B. L’affaire doit-elle être renvoyée à l’autorité de dernière instance pour nouvelle décision?

[38] Étant donné que le défendeur reconnaît que la décision de l’autorité de dernière instance est déraisonnable, les parties conviennent que celle-ci doit être annulée. Cependant, M. Innes soutient que la Cour devrait accueillir son grief au lieu de renvoyer l’affaire pour nouvelle décision. Selon lui, les FAC ne peuvent pas recouvrer l’IOS de la catégorie de service 2 qui lui a été versée, parce qu’elle se rapporte à un travail qui a déjà été effectué. M. Innes affirme qu’il s’est fié aux déclarations des FAC concernant son admissibilité à l’indemnité, y compris les déclarations faites dans la première décision de l’autorité initiale, et que les FAC sont responsables des erreurs et des décisions qui ont conduit au versement de l’IOS de la catégorie de service 2, de sorte qu’il ne peut être tenu pour responsable de ces erreurs. Il soutient qu’il n’y a aucune perte à récupérer, étant donné qu’il a exercé les fonctions associées à l’IOS de la catégorie de service 2.

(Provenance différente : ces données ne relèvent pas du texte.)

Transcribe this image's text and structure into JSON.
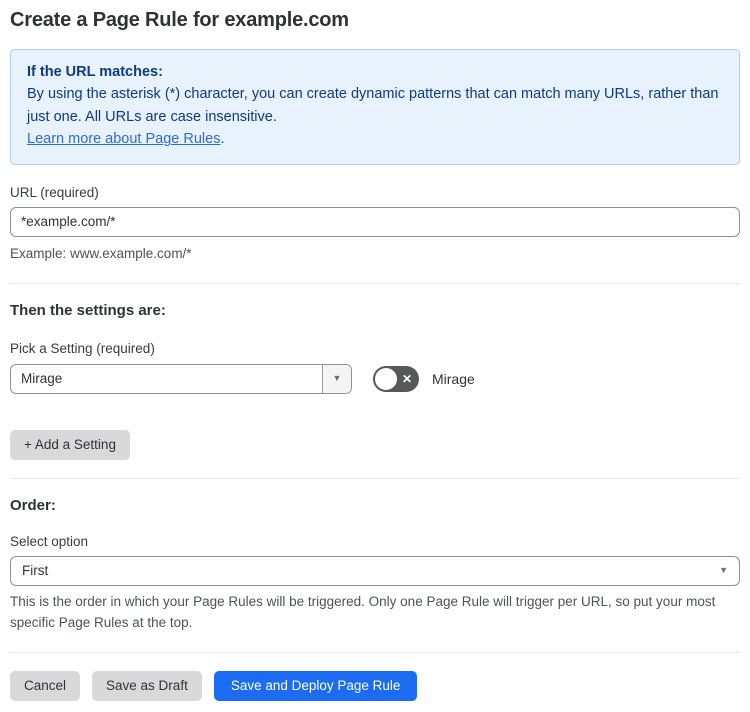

[39] Le défendeur fait valoir qu’il n’est pas indiqué, en l’espèce, que la Cour accueille le grief de M. Innes. L’admissibilité à l’indemnité est une question de politique entièrement tributaire des faits. Il ne s’agit pas d’une situation exceptionnelle où il n’y a qu’une seule conclusion logique. Par conséquent, l’affaire doit être renvoyée à l’autorité de dernière instance pour nouvelle décision.

[40] La règle générale est que, lorsqu’une affaire est annulée, elle doit être renvoyée au décideur pour nouvelle décision, sous réserve d’exceptions restreintes. Comme la Cour suprême du Canada l’a indiqué dans l’arrêt Canada (Ministre de la Citoyenneté et de l’Immigration) c Vavilov, 2019 CSC 65, aux paragraphes 141 et 142 :

[141] [...] lorsque la décision contrôlée selon la norme de la décision raisonnable ne peut être confirmée, il conviendra le plus souvent de renvoyer l’affaire au décideur pour qu’il revoie la décision, mais à la lumière cette fois des motifs donnés par la cour. Quand il revoit sa décision, le décideur peut alors arriver au même résultat ou à un résultat différent : voir Delta Air Lines, par. 30-31.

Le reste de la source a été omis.